The Islamic Society of North America or ISNA, as its name implies, is a function of both the United States and Canada. Given that that is the case, a question might arise as to whether the group operates as two separate entities, one in each of its respective countries, or one single organization. And if the two entities are actually one, if one part has action taken against it regarding a terror-related matter, should not the other suffer the same fate or should it instead be embraced by the government?
In September of this year, following an audit it had done of ISNA, the Canada Revenue Agency (CRA), an arm of the Canadian government, stripped the group of its charitable tax status. According to the CRA, ISNA had a "funding arrangement" with the Kashmiri Canadian Council/Kashmiri Relief Fund of Canada, a charity run by Jamaat-e-Islami, which is the largest Islamist group in South Asia.
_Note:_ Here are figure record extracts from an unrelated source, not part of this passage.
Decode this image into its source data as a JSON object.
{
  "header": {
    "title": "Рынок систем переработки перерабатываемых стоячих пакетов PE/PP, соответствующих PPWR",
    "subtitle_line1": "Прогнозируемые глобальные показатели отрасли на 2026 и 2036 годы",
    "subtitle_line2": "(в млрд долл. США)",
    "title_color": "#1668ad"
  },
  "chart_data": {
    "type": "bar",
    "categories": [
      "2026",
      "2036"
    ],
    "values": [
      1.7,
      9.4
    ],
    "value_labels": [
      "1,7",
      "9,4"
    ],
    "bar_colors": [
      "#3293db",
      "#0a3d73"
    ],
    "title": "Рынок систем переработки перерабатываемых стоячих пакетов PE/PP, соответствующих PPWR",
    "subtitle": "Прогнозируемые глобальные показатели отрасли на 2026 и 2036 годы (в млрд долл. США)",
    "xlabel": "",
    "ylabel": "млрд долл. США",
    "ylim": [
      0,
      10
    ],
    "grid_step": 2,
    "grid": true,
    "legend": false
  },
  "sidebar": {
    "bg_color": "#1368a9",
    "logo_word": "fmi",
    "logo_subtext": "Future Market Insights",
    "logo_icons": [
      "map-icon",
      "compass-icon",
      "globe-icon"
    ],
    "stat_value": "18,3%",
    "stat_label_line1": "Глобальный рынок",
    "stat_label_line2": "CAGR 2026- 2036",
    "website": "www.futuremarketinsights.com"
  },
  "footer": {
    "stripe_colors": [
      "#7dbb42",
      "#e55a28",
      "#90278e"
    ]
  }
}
Jamaat-e-Islami has been associated with terrorist funding before. In August 2006, the group's main charity, the al-Khidmat Foundation, led a delegation to Damascus, Syria to hand $6 million rupees ($99,000 U.S.) to the global head of Hamas, Khaled Meshaal, at Meshaal's then-Syrian residence. The delegation delivered a "special message" from Jamaat-e-Islami's then-Amir (President) Qazi Hussain Ahmad to the Hamas leader. Meshaal thanked them for the gift and said Hamas would continue to wage jihad (war) against Israel.